Created 20 April 2021 14:04

Vancouver, April 20, 2021 – The Confederation of University Faculty Associations of BC (CUFA BC) welcomes Budget 2021 “A Stronger BC, For Everyone” from BC Finance Minister Hon. Selina Robinson. This is the NDP government’s fourth full budget under Premier John Horgan, and focuses on recovery and resilience from the pandemic.

Through this budget, the government recognizes that “investing in post-secondary education and skills training opportunities are an important part of BC’s recovery” and has allocated $2,592,081 to Advanced Education and Skills Training, an increase over last year of about 9.55%. Educational institutions will receive a net total of $2,380,919 in funding plus capital funding to see through previously approved projects. 

“Today’s budget includes significant investment in the province and targets many of the vulnerable sectors most affected by the pandemic, including advanced education,” says CUFA BC President Dr. Daniel Laitsch. “With these supports from Government, BC’s post-secondary institutions can see themselves as key partners in driving the economic and social recovery toward a just recovery for everyone.”
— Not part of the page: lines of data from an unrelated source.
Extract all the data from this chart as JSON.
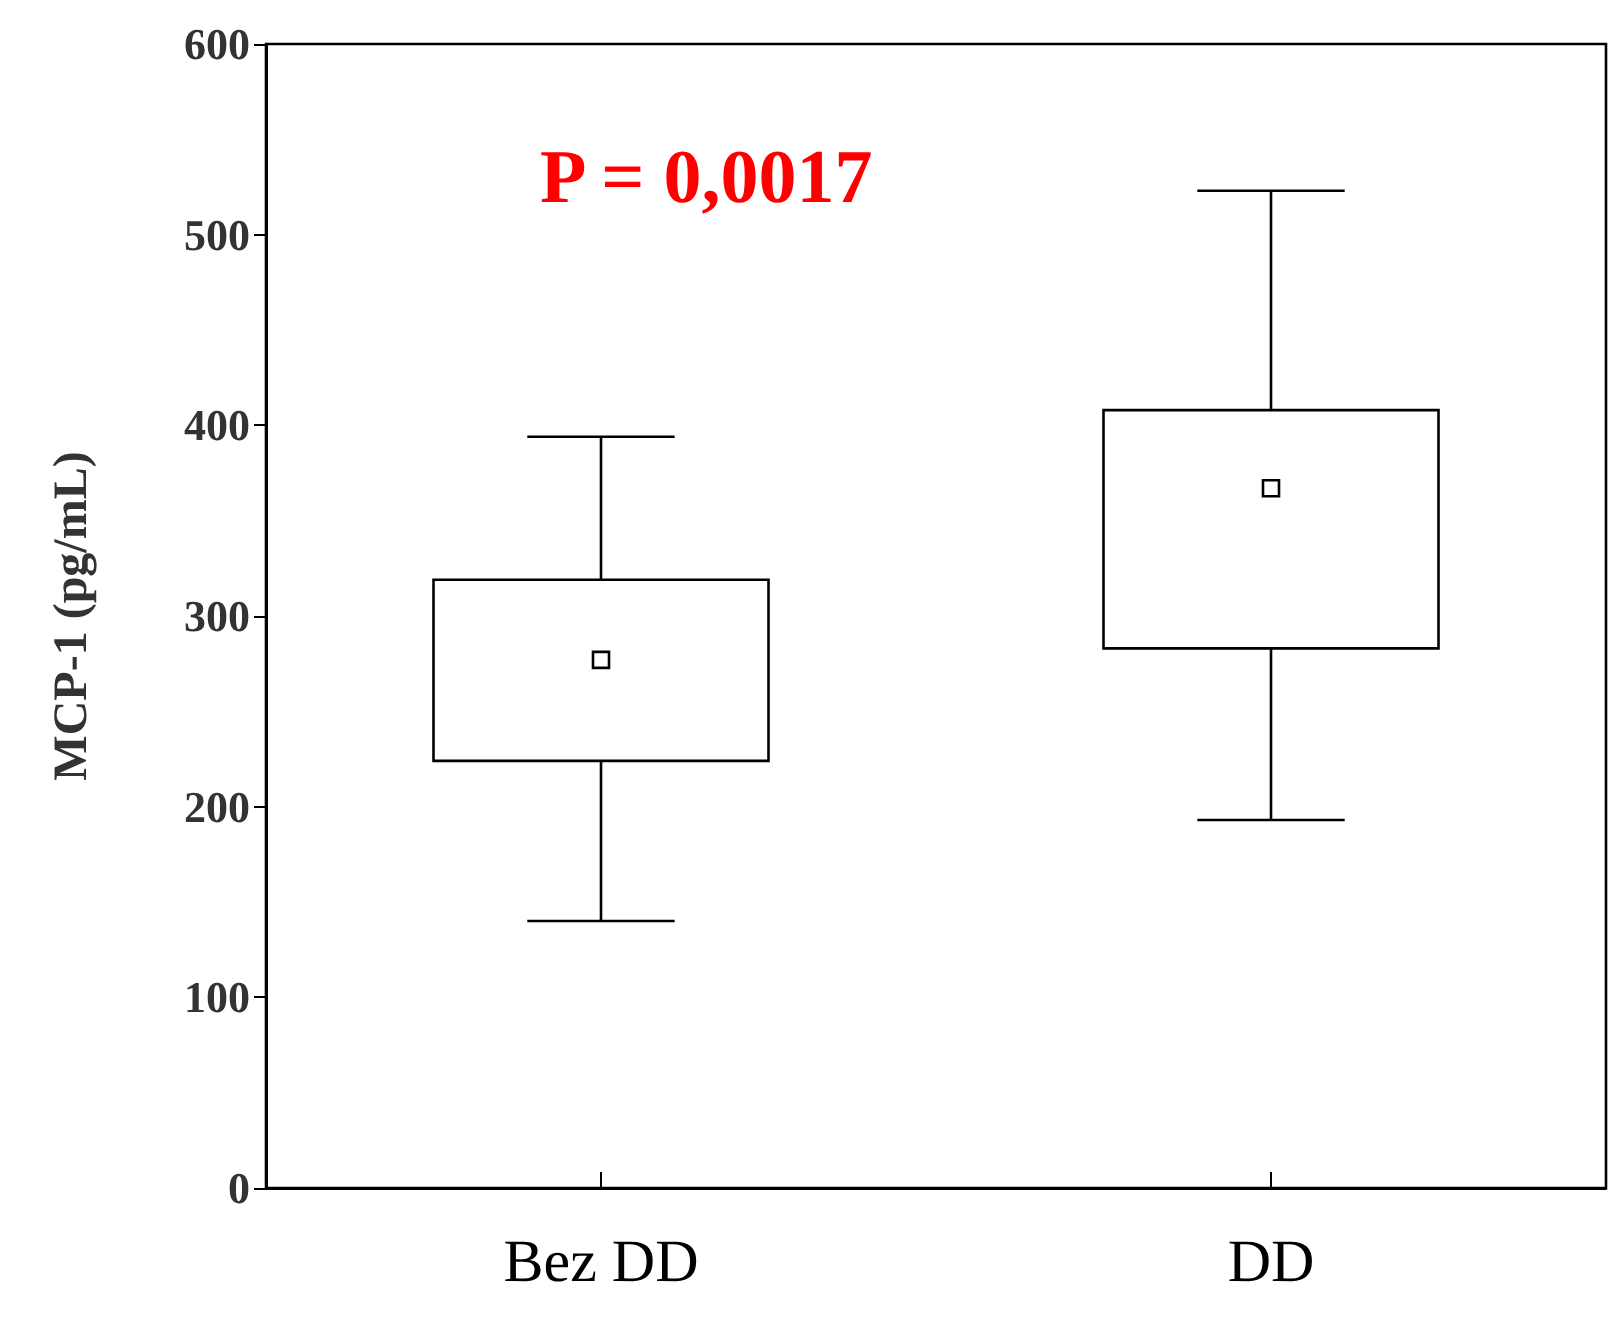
{
  "chart_data": {
    "type": "box",
    "ylabel": "MCP-1 (pg/mL)",
    "annotations": [
      "P = 0,0017"
    ],
    "categories": [
      "Bez DD",
      "DD"
    ],
    "boxes": [
      {
        "low": 140,
        "q1": 224,
        "median": 277,
        "q3": 319,
        "high": 394
      },
      {
        "low": 193,
        "q1": 283,
        "median": 367,
        "q3": 408,
        "high": 523
      }
    ],
    "color": "#000000",
    "marker": "square",
    "ylim": [
      0,
      600
    ],
    "yticks": [
      0,
      100,
      200,
      300,
      400,
      500,
      600
    ]
  }
}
Budget allocations for the Ministry of Advanced Education and Skills Training invest in training and re-training people to secure good paying jobs and strengthen BC’s labour force. Highlights include the following:

  • $96M over 3 years for new training spaces to continue to build a workforce to increase health sector capacity;
  • $32M in one-time funding to continue training initiated through the StrongerBC Economic Recovery Plan, including the following:
    • $17M to expand access and partner with the Indigenous Skills Training Program;
    • $5M to expand investments made in 2020/21 for micro-credential training, adding 30 new programs (in addition to the $4M announcement made in March 2021);
    • $6M to support work-integrated learning placements for nearly 3,000 students in BC post-secondary institutions, helping one of the hardest hit demographics gain meaningful employment;
    • $4M to continue short-term skills training programs for unemployed or under-employed people in training in high demand sectors (construction, technology, health care, child care);
  • $15M to expand the Innovator Skills Initiative program that provides up to $10K in funding to businesses to help hire up to 3,000 students who have completed certification or training; and
  • Finally, public post-secondary institutions will receive $498,391,000 toward capital expenses.
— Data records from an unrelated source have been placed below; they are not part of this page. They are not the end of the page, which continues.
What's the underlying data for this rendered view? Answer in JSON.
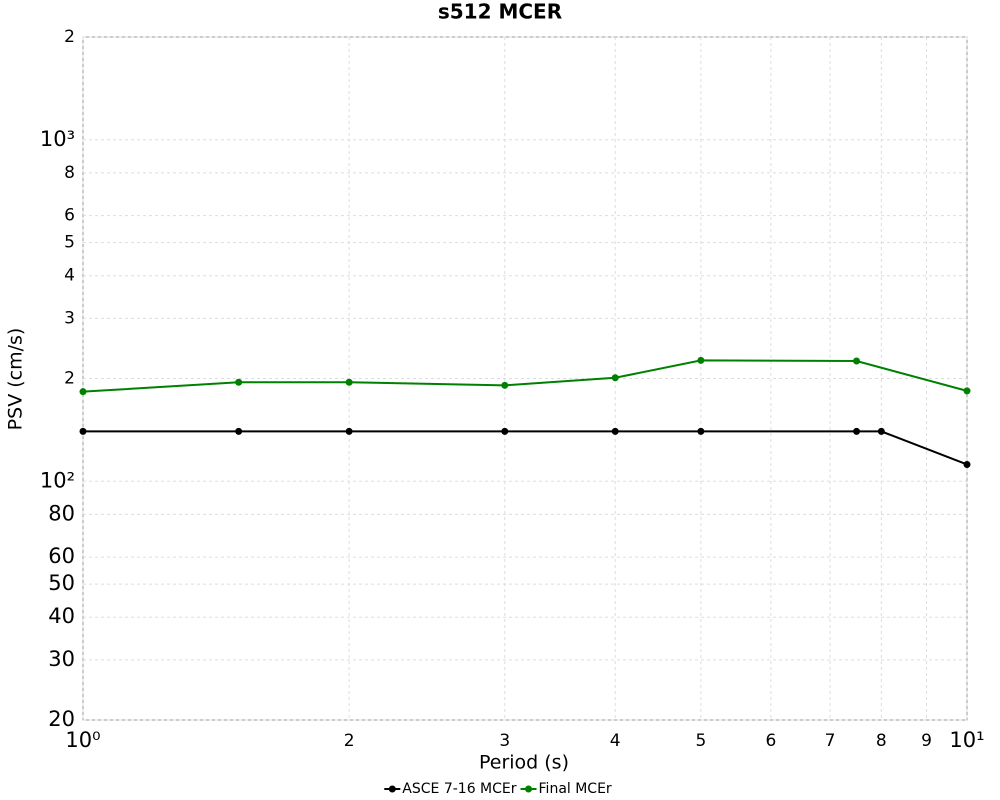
{
  "chart_data": {
    "type": "line",
    "title": "s512 MCER",
    "xlabel": "Period (s)",
    "ylabel": "PSV (cm/s)",
    "xscale": "log",
    "yscale": "log",
    "grid": true,
    "legend": "bottom",
    "xlim": [
      1,
      10
    ],
    "ylim": [
      20,
      2000
    ],
    "xticks": [
      {
        "value": 1,
        "label": "10⁰"
      },
      2,
      3,
      4,
      5,
      6,
      7,
      8,
      9,
      {
        "value": 10,
        "label": "10¹"
      }
    ],
    "yticks": [
      20,
      30,
      40,
      50,
      60,
      80,
      {
        "value": 100,
        "label": "10²"
      },
      {
        "value": 200,
        "label": "2"
      },
      {
        "value": 300,
        "label": "3"
      },
      {
        "value": 400,
        "label": "4"
      },
      {
        "value": 500,
        "label": "5"
      },
      {
        "value": 600,
        "label": "6"
      },
      {
        "value": 800,
        "label": "8"
      },
      {
        "value": 1000,
        "label": "10³"
      },
      {
        "value": 2000,
        "label": "2"
      }
    ],
    "series": [
      {
        "name": "ASCE 7-16 MCEr",
        "color": "#000000",
        "x": [
          1,
          1.5,
          2,
          3,
          4,
          5,
          7.5,
          8,
          10
        ],
        "values": [
          140,
          140,
          140,
          140,
          140,
          140,
          140,
          140,
          112
        ]
      },
      {
        "name": "Final MCEr",
        "color": "#008000",
        "x": [
          1,
          1.5,
          2,
          3,
          4,
          5,
          7.5,
          10
        ],
        "values": [
          183,
          195,
          195,
          191,
          201,
          226,
          225,
          184
        ]
      }
    ]
  }
}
The provincial budget tabled today builds on supports over the past year for post-secondary institutions as they grapple with the repercussions of the pandemic. For instance, the announcement in February that permits institutional flexibility in budgeting over the next two years by allowing them to carry limited, pre-approved deficits has been a lifeline to post-secondary institutions.
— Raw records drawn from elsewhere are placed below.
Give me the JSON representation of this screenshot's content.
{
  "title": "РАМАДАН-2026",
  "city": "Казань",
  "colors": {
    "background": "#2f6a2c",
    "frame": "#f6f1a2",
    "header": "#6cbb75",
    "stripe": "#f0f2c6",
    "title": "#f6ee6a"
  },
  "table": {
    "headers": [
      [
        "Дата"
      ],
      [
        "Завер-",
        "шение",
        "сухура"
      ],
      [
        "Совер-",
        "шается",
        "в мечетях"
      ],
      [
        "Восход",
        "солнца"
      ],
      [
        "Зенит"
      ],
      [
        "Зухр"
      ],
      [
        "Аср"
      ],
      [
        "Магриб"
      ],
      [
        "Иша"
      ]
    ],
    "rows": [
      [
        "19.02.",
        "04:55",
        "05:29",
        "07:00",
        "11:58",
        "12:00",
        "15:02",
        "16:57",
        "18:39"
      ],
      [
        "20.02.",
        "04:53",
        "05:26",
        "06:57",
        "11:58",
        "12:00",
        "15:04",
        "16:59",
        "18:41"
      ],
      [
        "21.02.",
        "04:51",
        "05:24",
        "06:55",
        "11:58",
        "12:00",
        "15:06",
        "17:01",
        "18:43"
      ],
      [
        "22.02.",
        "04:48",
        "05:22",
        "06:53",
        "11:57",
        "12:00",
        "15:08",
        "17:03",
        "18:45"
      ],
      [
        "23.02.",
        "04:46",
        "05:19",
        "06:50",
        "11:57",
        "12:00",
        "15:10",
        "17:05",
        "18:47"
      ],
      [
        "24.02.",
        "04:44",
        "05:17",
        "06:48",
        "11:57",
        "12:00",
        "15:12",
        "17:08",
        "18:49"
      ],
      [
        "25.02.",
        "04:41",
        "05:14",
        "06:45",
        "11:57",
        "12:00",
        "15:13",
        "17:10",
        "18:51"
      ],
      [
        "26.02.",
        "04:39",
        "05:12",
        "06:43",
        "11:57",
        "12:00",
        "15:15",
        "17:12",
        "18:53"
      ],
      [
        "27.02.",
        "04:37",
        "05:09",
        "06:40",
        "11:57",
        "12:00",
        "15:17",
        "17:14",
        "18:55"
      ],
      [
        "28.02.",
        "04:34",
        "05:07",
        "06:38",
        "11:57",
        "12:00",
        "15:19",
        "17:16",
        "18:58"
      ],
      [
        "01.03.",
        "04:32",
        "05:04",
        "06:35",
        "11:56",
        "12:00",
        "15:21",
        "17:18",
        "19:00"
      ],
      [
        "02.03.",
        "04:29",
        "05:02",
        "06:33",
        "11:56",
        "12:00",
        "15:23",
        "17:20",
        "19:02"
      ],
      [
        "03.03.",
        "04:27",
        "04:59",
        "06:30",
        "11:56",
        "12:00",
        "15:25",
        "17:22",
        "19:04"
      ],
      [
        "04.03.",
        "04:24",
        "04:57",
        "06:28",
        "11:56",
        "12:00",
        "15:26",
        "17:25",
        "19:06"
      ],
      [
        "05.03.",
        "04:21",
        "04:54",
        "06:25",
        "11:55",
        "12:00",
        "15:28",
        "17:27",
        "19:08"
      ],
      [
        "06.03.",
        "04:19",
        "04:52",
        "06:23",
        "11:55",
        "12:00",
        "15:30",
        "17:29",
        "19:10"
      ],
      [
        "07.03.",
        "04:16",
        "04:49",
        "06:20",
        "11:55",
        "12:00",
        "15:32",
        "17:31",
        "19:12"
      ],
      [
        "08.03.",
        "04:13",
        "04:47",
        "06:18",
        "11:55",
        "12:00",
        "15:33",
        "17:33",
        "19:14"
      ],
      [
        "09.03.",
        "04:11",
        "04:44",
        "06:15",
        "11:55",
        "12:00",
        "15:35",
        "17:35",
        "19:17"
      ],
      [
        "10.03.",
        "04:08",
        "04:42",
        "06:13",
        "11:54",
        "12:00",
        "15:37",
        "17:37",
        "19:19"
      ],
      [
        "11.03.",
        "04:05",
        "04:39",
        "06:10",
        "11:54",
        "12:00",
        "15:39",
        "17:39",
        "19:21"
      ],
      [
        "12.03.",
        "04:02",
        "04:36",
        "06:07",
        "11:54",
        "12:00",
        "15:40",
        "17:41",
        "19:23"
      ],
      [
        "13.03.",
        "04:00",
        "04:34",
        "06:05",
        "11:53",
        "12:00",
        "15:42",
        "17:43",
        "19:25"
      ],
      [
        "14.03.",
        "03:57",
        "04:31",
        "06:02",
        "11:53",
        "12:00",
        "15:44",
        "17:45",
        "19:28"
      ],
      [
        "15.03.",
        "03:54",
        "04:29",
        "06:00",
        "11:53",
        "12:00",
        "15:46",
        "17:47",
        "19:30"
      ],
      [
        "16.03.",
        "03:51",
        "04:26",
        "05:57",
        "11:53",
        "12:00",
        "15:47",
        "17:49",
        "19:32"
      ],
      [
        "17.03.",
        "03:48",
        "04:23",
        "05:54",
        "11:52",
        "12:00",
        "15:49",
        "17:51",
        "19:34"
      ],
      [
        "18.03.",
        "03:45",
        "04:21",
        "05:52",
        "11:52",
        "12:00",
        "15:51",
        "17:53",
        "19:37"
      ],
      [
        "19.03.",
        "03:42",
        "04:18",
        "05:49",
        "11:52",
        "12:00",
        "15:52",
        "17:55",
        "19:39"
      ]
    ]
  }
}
The 2021 Budget Consultation report highlighted several recommendations made by CUFA BC that would see funding stability for institutions, graduate and undergraduate student financial supports, and targeted supports for research. See here for CUFA BC’s analysis.

Budget 2021 prioritizes quick turnaround programs for hyper-focused skills training (like micro-credentials) that fall under the Skills Training portfolio of AEST rather than more robust but time-intensive education of the Advanced Education portfolio. These short and granular programs further narrow the focus of education to areas such as technology, health care, construction, and child care. CUFA BC recently released a white paper on micro-credentials highlighting their pros and cons as they become integrated into advanced education programming.

“While some of the 2021 Budget Consultation recommendations are reflected in Budget 2021,” says Executive Director Annabree Fairweather, “there is missed opportunity for the kinds of support necessary for graduate-level education and research, two key engines within advanced education that will drive economic and social recovery.” 

Absent from today’s budget is any additional funding for the government’s graduate scholarship program, created in 2018 and an excellent resource to supporting students and faculty at BC’s research universities. The program primarily targets master’s and doctoral students in STEM (science, technology, engineering, and math) and at $15 million dollars to date, this amount falls short of the NDP’s 2017 campaign promise for $50 million.

For further information or comment please contact CUFA BC Executive Director Annabree Fairweather at 604-367-5856 or [email protected].


CUFA BC represents over 5,500 faculty members, professional librarians, lecturers, instructors, and other academics at the five research-intensive universities in British Columbia, which include University of British Columbia, Simon Fraser University, University of Victoria, Royal Roads University and University of Northern British Columbia.

CUFA BC celebrates fifty years of working closely with the member Faculty Associations at each institution. Our purposes are to support high-quality post-secondary education and research in British Columbia and to advocate for the interests of our members.